2. STANDARDIZE AND REDUCE VARIATION
Building on Stage 1, teams at this stage typically work on deploying on a single operating system and building on a standard set of technologies, including databases, key value stores and message queues.
3: EXPANDING DEVOPS PRACTICES
“We start to see devOps practices spread beyond dev and ops teams to other functional boundaries,” Brown said. “Individuals can do work without approval from outside their team, deployment patterns are being reused.”
Working without outside approval is more efficient but “can only happen after a certain level of trust is built,” Brown added. “Trust is built with success — showing you can deploy an application 10 times without having an incident.”
4. AUTOMATING INFRASTRUCTURE DELIVERY
At this crucial stage — what many organizations typically consider the beginning of a devOps initiative — teams begin automating resources for broader use, not just use within their own divisions.
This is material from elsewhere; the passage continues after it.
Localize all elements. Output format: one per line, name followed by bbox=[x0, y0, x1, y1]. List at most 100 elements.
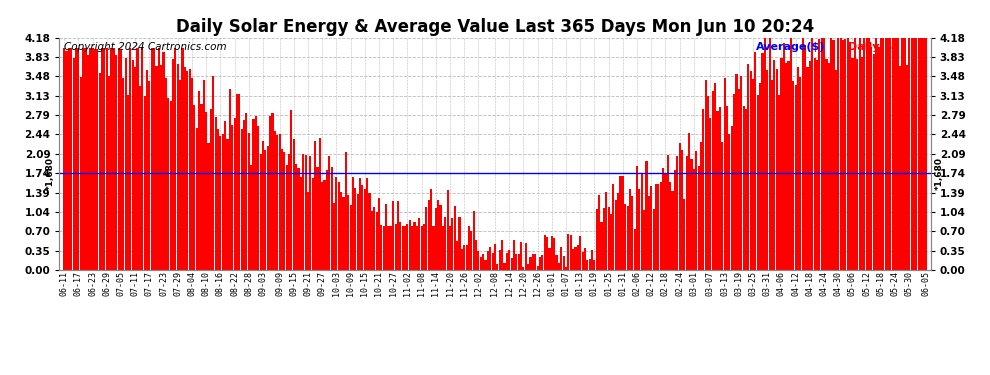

Provisioning and automating resources across teams “highlights the need to get executive buy in,” at this stage, said Andi Mann, chief technology advocate at Splunk, a sponsor of this year’s survey.
Specifically, the defining practices are automating system configurations and automating provisioning.
5. PROVIDING SELF-SERVICE CAPABILITIES
Self service takes root once an organization has laid the groundwork with the other four stages and has established a high degree of trust internally. The defining practices of this stage are automating incident response and making resources available via self service.
To get to automated incident response, Brown said, “you need to address several manual chokepoints. The team that often is remediating the incident, they often don’t have access to the data they need, they need to get their access signed off…Getting to this automated point requires deep collaboration across multiple teams.”
That collaboration is a “really big cultural indicator,” she said, proving that the organization has cultivated the trust needed for devOps.
In addition to detailing these stages and defining practices, Puppet used the data to identify five “foundational practices” — practices that have a high impact across all five stages of a devOps journey.
These include reusing deployment patterns when building applications or services (also highlighted in Stage 3), as well as reusing testing patterns. They also include using a configuration management tool and having teams contribute improvements to tooling provided by other teams. Lastly, successful organizations typically have monitoring and alerting configurable by the team operating the service.
The study refers to these as “foundational” practices because a plurality of survey respondents who successfully scaled devOps were employing these practices early on in their journey.
Meanwhile, the foundational practices all reflect some of the core values of devOps, Mann said. For example, he said, “We see things like monitoring and alerting being configurable by the team operating the service- it’s an empowerment model. Allowing them to understand their role in the system and giving them empowerment to create positive outcomes for their organization means this is a core part of what devOps is.”